Эрвин почувствовал, как губы кривятся в злой усмешке.

– Потому, что я – мятежник и государственный преступник. Бессердечный северянин. Чудовище.

– Это не единственная причина.

– Те двадцать пять были мужиками. Такие, как я, в грош не ставят чернь. Мужики для меня – даже не люди.

– Есть и другие основания.

– Ко всему, я еще и неженка, боюсь сражений. Куда проще убивать безоружных, чем штурмовать крепости.

– А кроме того?..

– Когда я уйду, маркиз Джеремия останется. Ему здесь жить и править городом. Днем я говорил с ним, но мы были наедине. Он никому не перескажет условий, которые я предложил, хотя они были великодушны. Но когда в замок придут полсотни женщин, станут рыдать и умолять – все мещане узнают, что в силах маркиза принять мой мир и закончить бойню. Город никогда не простит ему, если я убью остальных пленных. Город не простит и мне… но я уйду, а маркизу здесь жить.

Священник молчал.

– Пытаюсь купить две тысячи жизней ценою двадцати пяти. Молю Агату, чтобы получилось.

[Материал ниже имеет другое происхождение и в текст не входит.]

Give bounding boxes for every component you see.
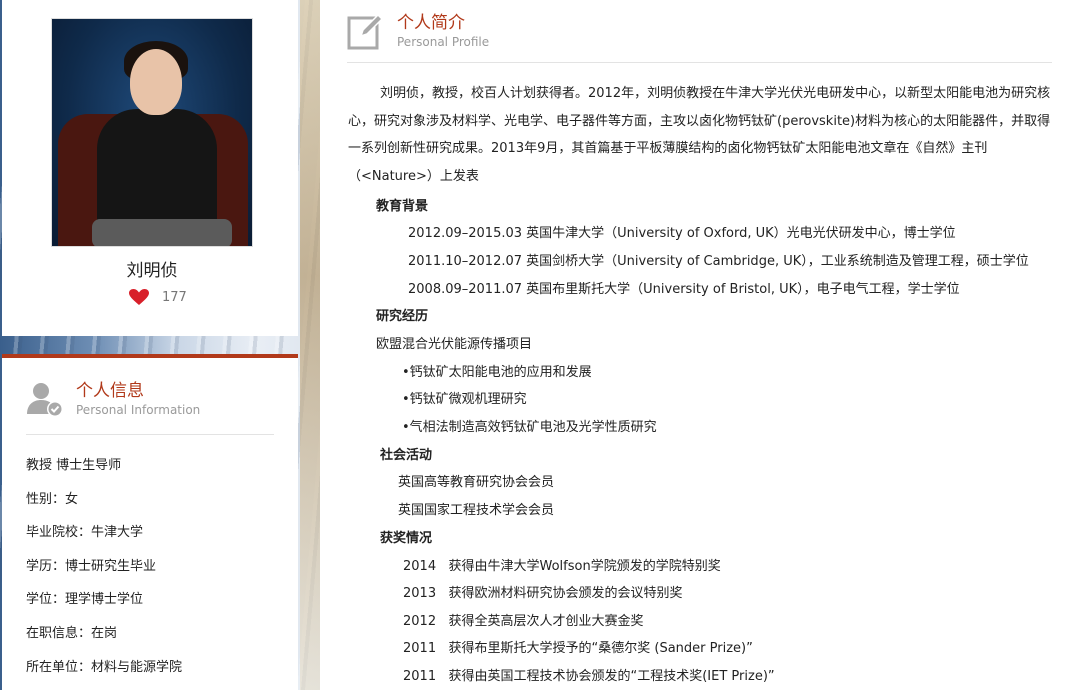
award-text: 获得由牛津大学Wolfson学院颁发的学院特别奖	[448, 559, 721, 574]
likes-count: 177	[162, 289, 187, 305]
info-header: 个人信息 Personal Information	[26, 380, 200, 418]
info-item: 学位：理学博士学位	[26, 592, 144, 608]
research-item: •钙钛矿太阳能电池的应用和发展	[402, 365, 592, 380]
profile-main: 个人简介 Personal Profile 刘明侦，教授，校百人计划获得者。20…	[320, 0, 1080, 690]
award-text: 获得全英高层次人才创业大赛金奖	[448, 614, 644, 629]
info-title: 个人信息	[76, 381, 144, 401]
info-item: 性别：女	[26, 491, 79, 507]
award-text: 获得由英国工程技术协会颁发的“工程技术奖(IET Prize)”	[448, 669, 775, 684]
edit-icon	[347, 12, 384, 50]
divider	[347, 62, 1052, 63]
intro-paragraph: 刘明侦，教授，校百人计划获得者。2012年，刘明侦教授在牛津大学光伏光电研发中心…	[348, 86, 1051, 184]
award-year: 2011	[403, 641, 437, 656]
user-check-icon	[26, 380, 64, 418]
info-list: 教授 博士生导师 性别：女 毕业院校：牛津大学 学历：博士研究生毕业 学位：理学…	[26, 457, 182, 690]
social-item: 英国国家工程技术学会会员	[398, 503, 555, 518]
profile-name: 刘明侦	[126, 261, 178, 281]
education-item: 2012.09–2015.03 英国牛津大学（University of Oxf…	[408, 226, 956, 241]
award-text: 获得欧洲材料研究协会颁发的会议特别奖	[448, 586, 683, 601]
section-header: 个人简介 Personal Profile	[347, 12, 489, 50]
award-item: 2011 获得布里斯托大学授予的“桑德尔奖 (Sander Prize)”	[403, 637, 753, 656]
social-heading: 社会活动	[380, 448, 433, 463]
award-text: 获得布里斯托大学授予的“桑德尔奖 (Sander Prize)”	[448, 641, 753, 656]
background-strip	[300, 0, 320, 690]
education-item: 2011.10–2012.07 英国剑桥大学（University of Cam…	[408, 254, 1029, 269]
profile-card: 刘明侦 177	[2, 0, 298, 336]
personal-info-panel: 个人信息 Personal Information 教授 博士生导师 性别：女 …	[2, 358, 298, 690]
heart-icon[interactable]	[128, 288, 150, 306]
info-item: 所在单位：材料与能源学院	[26, 659, 183, 675]
info-item: 教授 博士生导师	[26, 458, 122, 473]
section-subtitle: Personal Profile	[397, 35, 490, 49]
education-item: 2008.09–2011.07 英国布里斯托大学（University of B…	[408, 282, 960, 297]
awards-heading: 获奖情况	[380, 531, 433, 546]
award-item: 2012 获得全英高层次人才创业大赛金奖	[403, 610, 644, 629]
info-item: 毕业院校：牛津大学	[26, 525, 144, 541]
award-year: 2013	[403, 586, 437, 601]
info-item: 在职信息：在岗	[26, 625, 118, 641]
likes-counter[interactable]: 177	[128, 288, 187, 306]
info-subtitle: Personal Information	[76, 403, 201, 417]
section-title: 个人简介	[397, 13, 465, 33]
award-year: 2012	[403, 614, 437, 629]
profile-photo	[51, 18, 253, 247]
info-item: 学历：博士研究生毕业	[26, 558, 157, 574]
research-item: •钙钛矿微观机理研究	[402, 392, 527, 407]
research-project: 欧盟混合光伏能源传播项目	[376, 337, 533, 352]
award-item: 2011 获得由英国工程技术协会颁发的“工程技术奖(IET Prize)”	[403, 665, 775, 684]
award-item: 2013 获得欧洲材料研究协会颁发的会议特别奖	[403, 582, 683, 601]
research-item: •气相法制造高效钙钛矿电池及光学性质研究	[402, 420, 657, 435]
award-item: 2014 获得由牛津大学Wolfson学院颁发的学院特别奖	[403, 555, 721, 574]
social-item: 英国高等教育研究协会会员	[398, 475, 555, 490]
education-heading: 教育背景	[376, 199, 429, 214]
research-heading: 研究经历	[376, 309, 429, 324]
award-year: 2011	[403, 669, 437, 684]
divider	[26, 434, 274, 435]
award-year: 2014	[403, 559, 437, 574]
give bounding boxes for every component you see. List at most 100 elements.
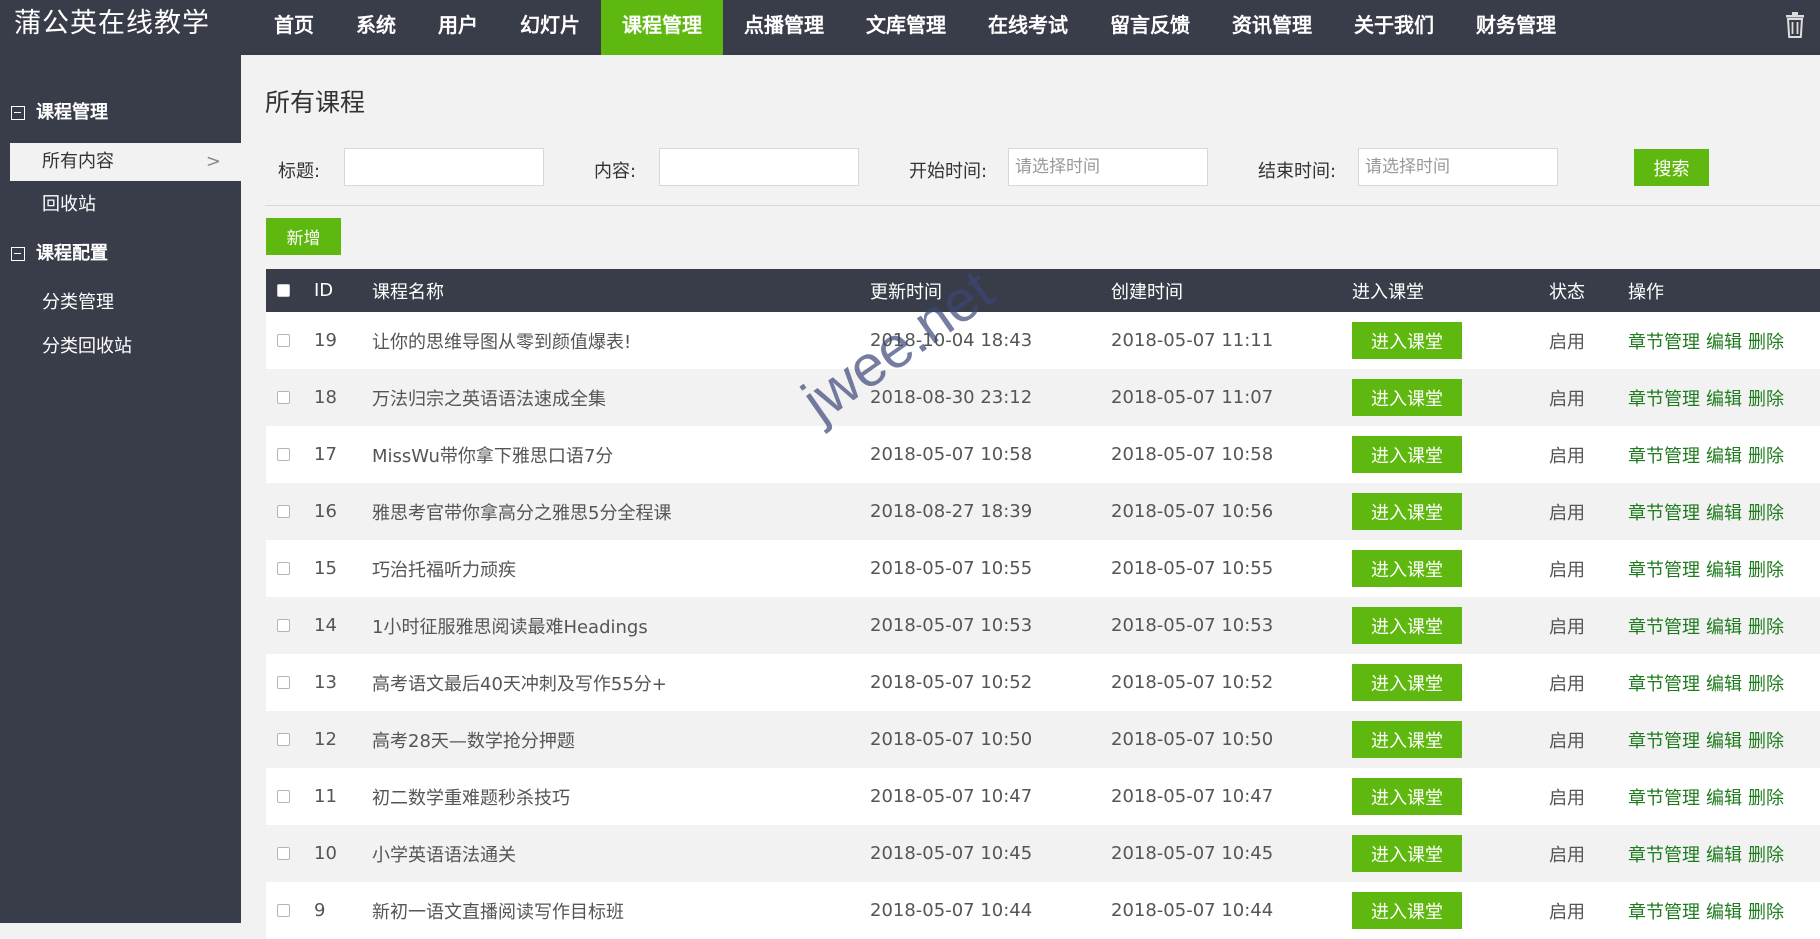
chapter-management-link[interactable]: 章节管理	[1628, 499, 1700, 525]
chapter-management-link[interactable]: 章节管理	[1628, 841, 1700, 867]
row-checkbox[interactable]	[277, 448, 290, 461]
nav-item[interactable]: 文库管理	[845, 0, 967, 55]
nav-item[interactable]: 课程管理	[601, 0, 723, 55]
row-status: 启用	[1549, 559, 1585, 581]
edit-link[interactable]: 编辑	[1706, 613, 1742, 639]
row-checkbox[interactable]	[277, 619, 290, 632]
search-button[interactable]: 搜索	[1634, 149, 1709, 186]
delete-link[interactable]: 删除	[1748, 727, 1784, 753]
row-checkbox[interactable]	[277, 904, 290, 917]
enter-class-button[interactable]: 进入课堂	[1352, 322, 1462, 359]
edit-link[interactable]: 编辑	[1706, 328, 1742, 354]
delete-link[interactable]: 删除	[1748, 385, 1784, 411]
divider	[265, 205, 1820, 206]
enter-class-button[interactable]: 进入课堂	[1352, 379, 1462, 416]
chapter-management-link[interactable]: 章节管理	[1628, 328, 1700, 354]
enter-class-button[interactable]: 进入课堂	[1352, 607, 1462, 644]
select-all-checkbox[interactable]	[277, 284, 290, 297]
enter-class-button[interactable]: 进入课堂	[1352, 892, 1462, 929]
row-checkbox[interactable]	[277, 562, 290, 575]
chapter-management-link[interactable]: 章节管理	[1628, 727, 1700, 753]
chapter-management-link[interactable]: 章节管理	[1628, 385, 1700, 411]
sidebar-item-category-recycle-bin[interactable]: 分类回收站	[10, 328, 241, 366]
edit-link[interactable]: 编辑	[1706, 442, 1742, 468]
delete-link[interactable]: 删除	[1748, 898, 1784, 924]
delete-link[interactable]: 删除	[1748, 499, 1784, 525]
nav-item[interactable]: 点播管理	[723, 0, 845, 55]
row-created: 2018-05-07 11:07	[1111, 387, 1274, 408]
chapter-management-link[interactable]: 章节管理	[1628, 670, 1700, 696]
edit-link[interactable]: 编辑	[1706, 670, 1742, 696]
table-row: 9 新初一语文直播阅读写作目标班 2018-05-07 10:44 2018-05-0…	[266, 882, 1820, 939]
enter-class-button[interactable]: 进入课堂	[1352, 721, 1462, 758]
title-filter-input[interactable]	[344, 148, 544, 186]
nav-item[interactable]: 关于我们	[1333, 0, 1455, 55]
chapter-management-link[interactable]: 章节管理	[1628, 613, 1700, 639]
delete-link[interactable]: 删除	[1748, 442, 1784, 468]
enter-class-button[interactable]: 进入课堂	[1352, 778, 1462, 815]
end-time-input[interactable]	[1358, 148, 1558, 186]
nav-item[interactable]: 留言反馈	[1089, 0, 1211, 55]
edit-link[interactable]: 编辑	[1706, 727, 1742, 753]
row-checkbox[interactable]	[277, 676, 290, 689]
table-row: 16 雅思考官带你拿高分之雅思5分全程课 2018-08-27 18:39 2018-…	[266, 483, 1820, 540]
row-checkbox[interactable]	[277, 790, 290, 803]
nav-item[interactable]: 系统	[335, 0, 417, 55]
delete-link[interactable]: 删除	[1748, 613, 1784, 639]
delete-link[interactable]: 删除	[1748, 841, 1784, 867]
row-checkbox[interactable]	[277, 334, 290, 347]
sidebar-item-all-content[interactable]: 所有内容 >	[10, 143, 241, 181]
row-id: 9	[314, 900, 326, 921]
chapter-management-link[interactable]: 章节管理	[1628, 898, 1700, 924]
row-checkbox[interactable]	[277, 505, 290, 518]
nav-item[interactable]: 幻灯片	[499, 0, 601, 55]
row-updated: 2018-05-07 10:47	[870, 786, 1033, 807]
nav-item[interactable]: 资讯管理	[1211, 0, 1333, 55]
row-actions: 章节管理 编辑 删除	[1628, 426, 1790, 483]
row-id: 19	[314, 330, 337, 351]
row-updated: 2018-05-07 10:53	[870, 615, 1033, 636]
edit-link[interactable]: 编辑	[1706, 784, 1742, 810]
start-time-input[interactable]	[1008, 148, 1208, 186]
enter-class-button[interactable]: 进入课堂	[1352, 835, 1462, 872]
chapter-management-link[interactable]: 章节管理	[1628, 442, 1700, 468]
sidebar-item-label: 分类管理	[42, 292, 114, 313]
delete-link[interactable]: 删除	[1748, 784, 1784, 810]
enter-class-button[interactable]: 进入课堂	[1352, 550, 1462, 587]
content-filter-input[interactable]	[659, 148, 859, 186]
edit-link[interactable]: 编辑	[1706, 898, 1742, 924]
delete-link[interactable]: 删除	[1748, 556, 1784, 582]
edit-link[interactable]: 编辑	[1706, 385, 1742, 411]
row-status: 启用	[1549, 616, 1585, 638]
row-checkbox[interactable]	[277, 847, 290, 860]
nav-item[interactable]: 财务管理	[1455, 0, 1577, 55]
row-created: 2018-05-07 10:44	[1111, 900, 1274, 921]
enter-class-button[interactable]: 进入课堂	[1352, 493, 1462, 530]
enter-class-button[interactable]: 进入课堂	[1352, 436, 1462, 473]
enter-class-button[interactable]: 进入课堂	[1352, 664, 1462, 701]
add-button[interactable]: 新增	[266, 218, 341, 255]
nav-item[interactable]: 首页	[253, 0, 335, 55]
chapter-management-link[interactable]: 章节管理	[1628, 556, 1700, 582]
delete-link[interactable]: 删除	[1748, 328, 1784, 354]
edit-link[interactable]: 编辑	[1706, 556, 1742, 582]
row-course-name: 让你的思维导图从零到颜值爆表!	[372, 331, 632, 353]
row-id: 15	[314, 558, 337, 579]
chapter-management-link[interactable]: 章节管理	[1628, 784, 1700, 810]
row-checkbox[interactable]	[277, 733, 290, 746]
sidebar-item-label: 所有内容	[42, 151, 114, 172]
row-checkbox[interactable]	[277, 391, 290, 404]
nav-item[interactable]: 用户	[417, 0, 499, 55]
nav-item[interactable]: 在线考试	[967, 0, 1089, 55]
trash-icon[interactable]	[1784, 12, 1806, 38]
sidebar-item-recycle-bin[interactable]: 回收站	[10, 186, 241, 224]
row-status: 启用	[1549, 388, 1585, 410]
sidebar-group-course-config[interactable]: 课程配置	[0, 237, 241, 271]
sidebar-item-category-management[interactable]: 分类管理	[10, 284, 241, 322]
edit-link[interactable]: 编辑	[1706, 841, 1742, 867]
row-id: 17	[314, 444, 337, 465]
edit-link[interactable]: 编辑	[1706, 499, 1742, 525]
delete-link[interactable]: 删除	[1748, 670, 1784, 696]
table-row: 11 初二数学重难题秒杀技巧 2018-05-07 10:47 2018-05-07 …	[266, 768, 1820, 825]
sidebar-group-course-management[interactable]: 课程管理	[0, 96, 241, 130]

В глазах отца Давида промелькнуло нечто, похожее на сочувствие… и с неожиданной яростью Эрвин прошипел:

– Тьма сожри! Какого черта вы ждете моих оправданий?! Мы не на исповеди, и я – не овечка из вашей паствы!

– Нет, милорд, никакой исповеди, я не имею на это права. Священник рангом ниже епископа не может принять исповедь герцога. К тому же, – голос отца Давида напоминал ткань старых гобеленов, – только один человек способен даровать вам прощение. Никто в целом свете не причинит вам столько мучений, сколько вы сами. Простите себя, ваша светлость.

Премерзкое чувство: как будто Эрвин вдруг оказался голым… еще и вывернутым наизнанку, потрохами наружу. Отвернулся, чтобы не видеть Давида. Сухо выронил:

– Я утомился. Ступайте, отче.

– Простите себя, ваша светлость. И прощайте.

Когда скрипнула дверь, Эрвин сказал:

– Погодите. Если так выйдет, что вы решите отказаться от паломничества… Оставайтесь с нами, отче.

– Я не могу служить вам, милорд. Я подчинен епископу Флисса, а не Первой Зимы.

– Не требую вашей службы. Просто будьте спутником, разделите дорогу. Если пожелаете.

– Благодарю, милорд, – ответил отец Давид, и Эрвин не смог понять, было ли это согласием.

Священник ушел, а в дверной проем сунул голову караульный:

– Милорд, примете ли девушку?

Ах, да, таинственная незнакомка… Он и забыл, да сейчас и не до нее. Слишком на сердце… странно.

– Я скажу, пусть убирается, – воин принял молчание за ответ.

– Ммм… нет, впустите ее. Только пусть говорит покороче.

Эрвин услышал голоса из-за двери: «Милорд занят, у тебя есть минута, поняла?» – и в ответ скрипучим железом: «Обойдусь без хамских советов!»

Девушка вошла. Она была стройна и высока, всего на дюйм ниже Эрвина. Одета как монашенка, но черные покровы до того истрепались и перепачкались, что сменили цвет на мышиный, потому Деймон и не признал в ней святую сестру. Балахон с чужого плеча не доставал до пола, в зазор виднелись голые лодыжки девицы и лапти, блестящие от грязи. Голову девушки покрывал капюшон, а лицо было к тому же укутано платком, как у всадников-пустынников. Что еще за маскарад!

– Сударыня, я не знаю монашеского ордена, который требовал бы скрывать лица. Извольте показаться и назвать имя!

Она хлопнула дверью, едва не прибив нос караульному. Откинула капюшон – густые платиновые волосы рассыпались по плечам. Сдернула с лица платок.

– Пресветлая Агата!.. – выдохнул Эрвин и в два счета протрезвел.